In the "Fountainhead", she argues for artistic integrity and independence- freedom of art, creativity, and conscience- and the concept of intellectual property rights.
The extension of her concept of personal liberty is framed in a totally different context in "Atlas".... selfishness and egoism as virtues - the striving toward material wealth being the highest ideal.
I said 'seeming atheism', because although she has abandoned all notions of God and religious morality, she has found another - her god is MONEY, her religion is capitalism.. and the symbol of her god is the dollar sign.
This objectivist viewpoint, advocated by people like Alan Greenspan and that fat guy on the radio whose name escapes me but sounds vaguely like Limberger, (and whose ravings remind one much more of it...) present more than just a few philosophical difficulties for me ........ ...... here's a couple of the main ones.
her value substitution of greed and materialism for ethics and altruism .....
(hey- the water's rising --- where's the National Guard?)
her absolute belief that the 'cream always rises to the top'
(Come on.. look at the creeps who are running things...)
her implicit position on the working class being fodder for the rich....
(Welcome to the 21st century...)
her idea that the rich 'earned' their right to rule .....
(.... even though most wealth is not earned, but inherited-- yes, they DO think that.... )
her concept of liberty as the freedom to freely exploit both labor and resources without regard for the society at large.....
(hmmm.... remind you of anything?)
her trust in the inate 'equity' of the laissez-faire marketplace.......
(Come on, look around!!)
Her protagonist John Galt dropped out of society and started his effort to "Stop the wheels of the world".
Oh, he stopped 'em alright.
Eventually his movement put millions out of work, creating food shortages and general chaos thoughout the globe.
And, this revolution he pulled off was just as brutal, destructive and totalitarian as any.
All for the sake of a principle of 'rational self-interest'..... money over people .
--- much as Rand described earlier in "We Live The Living":
"What are your masses but mud to be ground underfoot, fuel to be burned for those who deserve it?"
Her total rejection of altruism has implications Rand didn't even try to mitigate ....
Without altruism, if your grandmother falls down right in the middle of the street,
she'll lay there until an ambulance paid to show up gets there, or until some other motive of profit turns up... maybe she's interfering with a stock broker's ability to get to work, in which case, he might help shoving her out of the way.
One idea that kept recurring as I tried to put her ideas in context of our own world was how the Nazis used slave labor to work the IG Farben factories (among others...) , and once the slave laborers reached their point of exhaustion, they were stripped of their glasses, gold teeth, shoes, clothes, etc, and exterminated - those personal items going to the state - for use by IG Farben and other industries.
Taken to it's logical endpoint, since to the objectivist viewpoint, the individual is only important as a means of production (in this case, labor) or as that which creates wealth..... if he cannot produce - it is perfectly acceptable to do him away and take his stuff.

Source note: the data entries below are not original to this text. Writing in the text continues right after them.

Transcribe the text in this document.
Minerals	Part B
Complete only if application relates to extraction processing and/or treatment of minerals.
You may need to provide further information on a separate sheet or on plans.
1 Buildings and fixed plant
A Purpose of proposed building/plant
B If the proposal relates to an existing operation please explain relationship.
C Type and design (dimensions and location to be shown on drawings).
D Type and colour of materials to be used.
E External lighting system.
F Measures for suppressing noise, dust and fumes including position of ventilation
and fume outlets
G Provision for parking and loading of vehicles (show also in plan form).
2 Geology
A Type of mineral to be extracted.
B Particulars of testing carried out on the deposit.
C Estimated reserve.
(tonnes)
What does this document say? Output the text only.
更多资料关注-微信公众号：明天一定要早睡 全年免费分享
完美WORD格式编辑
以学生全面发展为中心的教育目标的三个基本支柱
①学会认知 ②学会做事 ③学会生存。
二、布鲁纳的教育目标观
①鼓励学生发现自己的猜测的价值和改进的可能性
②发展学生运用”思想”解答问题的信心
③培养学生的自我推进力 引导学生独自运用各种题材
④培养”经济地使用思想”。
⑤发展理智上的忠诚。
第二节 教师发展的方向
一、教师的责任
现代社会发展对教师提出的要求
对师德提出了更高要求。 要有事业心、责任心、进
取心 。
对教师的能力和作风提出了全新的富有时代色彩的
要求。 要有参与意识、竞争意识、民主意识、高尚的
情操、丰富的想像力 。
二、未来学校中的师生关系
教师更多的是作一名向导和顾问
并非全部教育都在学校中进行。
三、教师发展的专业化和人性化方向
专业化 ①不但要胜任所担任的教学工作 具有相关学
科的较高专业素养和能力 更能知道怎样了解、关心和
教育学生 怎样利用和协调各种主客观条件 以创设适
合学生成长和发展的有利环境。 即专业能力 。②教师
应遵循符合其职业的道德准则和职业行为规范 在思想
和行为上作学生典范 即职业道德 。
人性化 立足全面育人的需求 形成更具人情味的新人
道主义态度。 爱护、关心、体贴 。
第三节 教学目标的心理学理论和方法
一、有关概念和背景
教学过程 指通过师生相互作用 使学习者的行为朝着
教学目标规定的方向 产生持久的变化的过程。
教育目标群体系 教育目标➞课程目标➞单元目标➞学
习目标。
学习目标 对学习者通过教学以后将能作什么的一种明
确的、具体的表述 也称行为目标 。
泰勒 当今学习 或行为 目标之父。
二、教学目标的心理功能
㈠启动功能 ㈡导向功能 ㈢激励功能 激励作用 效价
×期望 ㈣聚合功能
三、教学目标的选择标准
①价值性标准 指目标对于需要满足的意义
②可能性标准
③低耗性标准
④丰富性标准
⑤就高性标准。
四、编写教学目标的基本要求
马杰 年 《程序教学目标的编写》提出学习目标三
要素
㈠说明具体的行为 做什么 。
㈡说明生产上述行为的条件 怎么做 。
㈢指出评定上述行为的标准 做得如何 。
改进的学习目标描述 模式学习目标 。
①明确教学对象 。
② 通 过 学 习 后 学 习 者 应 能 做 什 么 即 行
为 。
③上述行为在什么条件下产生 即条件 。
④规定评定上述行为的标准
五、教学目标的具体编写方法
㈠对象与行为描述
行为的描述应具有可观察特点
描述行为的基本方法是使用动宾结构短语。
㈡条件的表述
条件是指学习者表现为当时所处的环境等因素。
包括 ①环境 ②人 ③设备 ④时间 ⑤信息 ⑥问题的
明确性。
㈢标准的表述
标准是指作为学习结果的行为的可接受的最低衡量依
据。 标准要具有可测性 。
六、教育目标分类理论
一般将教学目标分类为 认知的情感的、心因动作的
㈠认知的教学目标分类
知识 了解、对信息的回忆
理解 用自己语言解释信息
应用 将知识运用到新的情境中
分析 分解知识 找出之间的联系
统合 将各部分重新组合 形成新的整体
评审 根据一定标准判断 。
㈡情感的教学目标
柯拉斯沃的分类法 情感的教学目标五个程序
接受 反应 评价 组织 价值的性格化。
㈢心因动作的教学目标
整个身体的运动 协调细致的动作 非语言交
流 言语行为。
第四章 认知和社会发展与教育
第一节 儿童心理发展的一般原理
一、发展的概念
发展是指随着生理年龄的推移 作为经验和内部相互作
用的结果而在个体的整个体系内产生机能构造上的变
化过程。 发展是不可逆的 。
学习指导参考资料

If I have the hots for your wife and three daughters, assuming I am richer or stronger than you, I can take rationally take them as long as I make sure you get a fair price for em... and if I disable you while doing it, then I don't even have to do that.
I deserve it- I am strong and productive.... You do not - 'cause you are weaker and now unproductive.
Nice society, huh?
But don't think that you're safe, just 'cause this is a work of fiction.
There are many people trying to make Rand's ideal society a reality in this country.
If they have their way, very shortly you will know for certain who John Galt is, and what he REALLY stands for.
And, while the "Fountainhead" remains in my favorites cabinet, "Shrugged" has been retired to the garage book racks.
( I never throw out a book !!)
Sorry, Ayn, wherever you are...
..... and for your sake (altruism, again...) I hope paradise is a different one than the one you thought you wanted.